Let g be a lie algebra, show that the center of g is an ideal in g.

attempt at proof: Let $\ \mathfrak g$ be a lie algebra. Define $\mathfrak h$ to be the center of $\ \mathfrak g$. Suppose that $\kappa $ is a sub-algebra of the lie algebra $\ \mathfrak g$ with $\ \kappa \subseteq \mathfrak g$. Then Letting $H = Y$ in the definition of center yields $[X,H]$ which is an element of $\ \kappa$ thus $\ \mathfrak h$ is an ideal of $\ \mathfrak g$.
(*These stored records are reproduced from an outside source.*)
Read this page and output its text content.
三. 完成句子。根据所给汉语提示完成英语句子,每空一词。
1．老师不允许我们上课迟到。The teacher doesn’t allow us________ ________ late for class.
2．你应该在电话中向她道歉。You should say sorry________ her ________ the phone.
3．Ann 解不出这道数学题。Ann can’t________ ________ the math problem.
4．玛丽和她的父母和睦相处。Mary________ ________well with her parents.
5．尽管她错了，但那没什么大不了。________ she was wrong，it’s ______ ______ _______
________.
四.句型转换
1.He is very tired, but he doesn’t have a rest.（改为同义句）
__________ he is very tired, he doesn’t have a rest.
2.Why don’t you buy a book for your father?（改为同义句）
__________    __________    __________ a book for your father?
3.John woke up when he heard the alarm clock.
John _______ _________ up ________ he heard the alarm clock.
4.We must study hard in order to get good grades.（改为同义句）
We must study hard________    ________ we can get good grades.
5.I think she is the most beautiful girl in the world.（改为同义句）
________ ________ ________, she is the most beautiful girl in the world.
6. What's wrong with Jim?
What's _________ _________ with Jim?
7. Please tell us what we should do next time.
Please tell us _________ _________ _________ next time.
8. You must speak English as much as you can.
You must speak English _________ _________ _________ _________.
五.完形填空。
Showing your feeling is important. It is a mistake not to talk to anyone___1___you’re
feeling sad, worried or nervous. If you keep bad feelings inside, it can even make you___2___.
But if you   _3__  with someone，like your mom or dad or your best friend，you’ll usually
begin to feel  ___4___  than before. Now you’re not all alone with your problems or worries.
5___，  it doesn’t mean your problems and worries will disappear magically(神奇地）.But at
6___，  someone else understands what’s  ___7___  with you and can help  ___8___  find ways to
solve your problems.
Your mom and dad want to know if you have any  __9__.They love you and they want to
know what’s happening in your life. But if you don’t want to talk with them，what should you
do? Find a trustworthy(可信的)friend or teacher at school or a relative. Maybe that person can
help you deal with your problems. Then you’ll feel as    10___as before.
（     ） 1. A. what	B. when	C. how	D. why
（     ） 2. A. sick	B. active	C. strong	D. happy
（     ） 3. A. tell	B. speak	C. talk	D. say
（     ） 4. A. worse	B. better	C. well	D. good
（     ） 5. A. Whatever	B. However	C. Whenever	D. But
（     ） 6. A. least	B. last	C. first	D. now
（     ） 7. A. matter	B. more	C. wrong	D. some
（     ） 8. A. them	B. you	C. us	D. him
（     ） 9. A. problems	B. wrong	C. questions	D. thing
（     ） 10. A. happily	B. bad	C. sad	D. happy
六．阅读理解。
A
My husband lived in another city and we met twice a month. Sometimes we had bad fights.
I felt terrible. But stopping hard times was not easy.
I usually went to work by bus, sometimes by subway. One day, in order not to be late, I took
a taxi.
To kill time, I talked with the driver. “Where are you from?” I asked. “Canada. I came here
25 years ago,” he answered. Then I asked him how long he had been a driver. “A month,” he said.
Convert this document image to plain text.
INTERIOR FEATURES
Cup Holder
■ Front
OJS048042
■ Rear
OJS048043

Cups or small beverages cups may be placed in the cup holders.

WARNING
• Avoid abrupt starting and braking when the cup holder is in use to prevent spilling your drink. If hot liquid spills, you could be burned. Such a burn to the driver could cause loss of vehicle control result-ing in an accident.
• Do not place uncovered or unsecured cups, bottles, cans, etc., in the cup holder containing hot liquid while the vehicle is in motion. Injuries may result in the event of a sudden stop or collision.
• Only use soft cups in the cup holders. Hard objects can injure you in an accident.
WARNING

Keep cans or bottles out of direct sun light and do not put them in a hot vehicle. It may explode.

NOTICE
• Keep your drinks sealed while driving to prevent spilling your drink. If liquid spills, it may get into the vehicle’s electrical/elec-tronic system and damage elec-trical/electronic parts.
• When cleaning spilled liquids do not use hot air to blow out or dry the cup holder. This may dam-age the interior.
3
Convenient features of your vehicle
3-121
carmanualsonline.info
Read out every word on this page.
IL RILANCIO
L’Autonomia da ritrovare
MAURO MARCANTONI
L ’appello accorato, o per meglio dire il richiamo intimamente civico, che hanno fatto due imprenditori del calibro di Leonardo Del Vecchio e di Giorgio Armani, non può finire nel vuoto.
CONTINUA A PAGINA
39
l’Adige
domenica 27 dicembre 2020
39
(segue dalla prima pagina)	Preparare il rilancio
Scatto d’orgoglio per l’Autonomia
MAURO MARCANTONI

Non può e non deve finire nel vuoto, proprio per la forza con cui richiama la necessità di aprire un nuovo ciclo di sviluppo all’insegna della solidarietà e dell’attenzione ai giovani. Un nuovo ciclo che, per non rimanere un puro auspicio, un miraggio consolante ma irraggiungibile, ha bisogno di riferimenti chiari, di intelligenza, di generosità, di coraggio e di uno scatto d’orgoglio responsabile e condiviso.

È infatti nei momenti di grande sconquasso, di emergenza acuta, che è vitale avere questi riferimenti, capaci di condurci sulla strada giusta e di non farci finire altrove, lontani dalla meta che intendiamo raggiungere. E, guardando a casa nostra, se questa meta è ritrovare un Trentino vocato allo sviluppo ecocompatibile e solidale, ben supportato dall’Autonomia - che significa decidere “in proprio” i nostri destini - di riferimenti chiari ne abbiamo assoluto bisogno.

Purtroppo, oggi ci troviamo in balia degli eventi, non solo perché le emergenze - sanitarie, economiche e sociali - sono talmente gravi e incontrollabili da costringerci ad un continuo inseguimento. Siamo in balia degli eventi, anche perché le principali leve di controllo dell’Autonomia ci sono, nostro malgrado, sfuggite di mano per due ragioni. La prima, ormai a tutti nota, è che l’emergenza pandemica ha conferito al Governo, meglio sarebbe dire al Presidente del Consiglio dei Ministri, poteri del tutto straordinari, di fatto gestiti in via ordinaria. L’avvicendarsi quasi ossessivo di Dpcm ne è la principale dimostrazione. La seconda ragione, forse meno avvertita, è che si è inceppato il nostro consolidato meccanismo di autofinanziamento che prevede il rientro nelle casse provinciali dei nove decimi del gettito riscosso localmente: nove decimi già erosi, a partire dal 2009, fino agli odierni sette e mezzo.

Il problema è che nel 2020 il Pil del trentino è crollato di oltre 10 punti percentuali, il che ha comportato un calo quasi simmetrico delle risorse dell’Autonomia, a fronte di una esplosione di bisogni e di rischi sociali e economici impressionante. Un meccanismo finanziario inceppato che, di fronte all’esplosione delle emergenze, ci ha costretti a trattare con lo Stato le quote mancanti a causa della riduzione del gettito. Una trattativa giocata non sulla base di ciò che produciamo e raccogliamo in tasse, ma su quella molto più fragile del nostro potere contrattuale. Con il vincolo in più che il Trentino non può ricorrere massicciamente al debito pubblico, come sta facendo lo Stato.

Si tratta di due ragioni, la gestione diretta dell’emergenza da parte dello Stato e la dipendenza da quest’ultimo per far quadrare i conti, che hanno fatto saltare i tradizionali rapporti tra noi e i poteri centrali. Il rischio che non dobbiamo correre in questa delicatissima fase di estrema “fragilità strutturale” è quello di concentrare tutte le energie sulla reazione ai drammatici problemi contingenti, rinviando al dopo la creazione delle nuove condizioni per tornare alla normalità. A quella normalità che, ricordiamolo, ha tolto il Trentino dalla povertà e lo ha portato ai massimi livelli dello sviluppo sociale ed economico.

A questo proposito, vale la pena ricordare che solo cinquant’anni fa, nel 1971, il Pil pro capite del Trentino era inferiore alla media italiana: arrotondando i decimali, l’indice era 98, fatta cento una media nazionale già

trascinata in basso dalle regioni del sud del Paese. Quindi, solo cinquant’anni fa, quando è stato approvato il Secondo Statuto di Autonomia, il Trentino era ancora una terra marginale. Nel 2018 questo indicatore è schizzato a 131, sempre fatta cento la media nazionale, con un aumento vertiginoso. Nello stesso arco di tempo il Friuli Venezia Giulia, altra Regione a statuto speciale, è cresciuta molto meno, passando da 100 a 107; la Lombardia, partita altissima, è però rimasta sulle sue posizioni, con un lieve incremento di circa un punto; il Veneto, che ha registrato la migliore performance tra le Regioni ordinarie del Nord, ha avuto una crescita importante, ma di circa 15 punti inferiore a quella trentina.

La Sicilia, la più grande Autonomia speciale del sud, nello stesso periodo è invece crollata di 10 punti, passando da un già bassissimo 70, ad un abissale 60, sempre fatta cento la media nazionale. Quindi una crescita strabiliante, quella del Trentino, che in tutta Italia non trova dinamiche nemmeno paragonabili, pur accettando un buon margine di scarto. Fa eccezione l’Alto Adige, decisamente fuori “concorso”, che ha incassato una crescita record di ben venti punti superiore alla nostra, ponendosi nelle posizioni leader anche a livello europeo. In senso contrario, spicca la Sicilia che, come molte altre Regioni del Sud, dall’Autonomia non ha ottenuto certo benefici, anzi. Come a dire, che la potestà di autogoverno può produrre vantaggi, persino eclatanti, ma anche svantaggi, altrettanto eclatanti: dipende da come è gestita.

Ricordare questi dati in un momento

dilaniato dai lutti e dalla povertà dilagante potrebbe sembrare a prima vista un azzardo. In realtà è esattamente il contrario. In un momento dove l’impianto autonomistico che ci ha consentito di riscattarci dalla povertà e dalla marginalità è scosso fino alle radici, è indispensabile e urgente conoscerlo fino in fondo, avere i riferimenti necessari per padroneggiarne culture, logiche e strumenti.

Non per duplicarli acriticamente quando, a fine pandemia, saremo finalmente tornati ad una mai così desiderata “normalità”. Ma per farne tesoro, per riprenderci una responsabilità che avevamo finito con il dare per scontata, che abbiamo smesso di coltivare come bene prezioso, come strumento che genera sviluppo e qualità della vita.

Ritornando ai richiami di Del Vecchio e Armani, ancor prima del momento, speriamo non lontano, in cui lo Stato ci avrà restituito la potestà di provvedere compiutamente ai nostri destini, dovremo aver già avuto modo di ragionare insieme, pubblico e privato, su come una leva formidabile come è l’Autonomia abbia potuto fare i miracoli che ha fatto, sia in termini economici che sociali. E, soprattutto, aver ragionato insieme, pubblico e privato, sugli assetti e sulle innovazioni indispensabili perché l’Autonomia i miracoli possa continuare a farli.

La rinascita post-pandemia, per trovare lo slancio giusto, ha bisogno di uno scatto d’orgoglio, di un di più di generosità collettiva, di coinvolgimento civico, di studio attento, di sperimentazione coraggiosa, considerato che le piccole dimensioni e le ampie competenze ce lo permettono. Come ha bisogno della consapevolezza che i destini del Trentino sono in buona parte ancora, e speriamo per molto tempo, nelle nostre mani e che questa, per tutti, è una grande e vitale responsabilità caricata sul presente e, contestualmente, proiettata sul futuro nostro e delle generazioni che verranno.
I'm sort of lost with how to properly construct this proof, I'm not quite sure if I starting out correctly or need to use another approach.

Definition of Center

The Center of a Lie Algebra $\ \mathfrak g$ is the set of all $X \in \ \mathfrak g $ for which $ [X,Y]=0$ for all $Y \in \ \mathfrak g$.

Definition of Ideal

A subalgebra $\ \mathfrak h$ of a Lie Algebra $\ \mathfrak g$ is said to be an ideal in $\ \mathfrak g$ if $[X,H] \in \ \mathfrak h$ for all $X \in \ \mathfrak g$ and $H \in \ \mathfrak h$.

Answer 1

Your problem solving is a little confused. Here's how the proof should look:

Let $\mathfrak{h}$ be the center of $\mathfrak{g}$. Let $X \in \mathfrak{g}$ and $H \in \mathfrak{h}$. Then, $[X, H] = $ ______, which is in $h$, because _________. Thus, $\mathfrak{h}$ is an ideal.

Filling in the blanks will give you a complete proof.

Answer 2

First, clearly $0$ lies in the center of the lie Algebra. It seems that if $H$ is in the center of the Lie Algebra, then $[X,H]=0$ which is in the center of the Lie Algebra. Therefore, the center is an ideal by definition.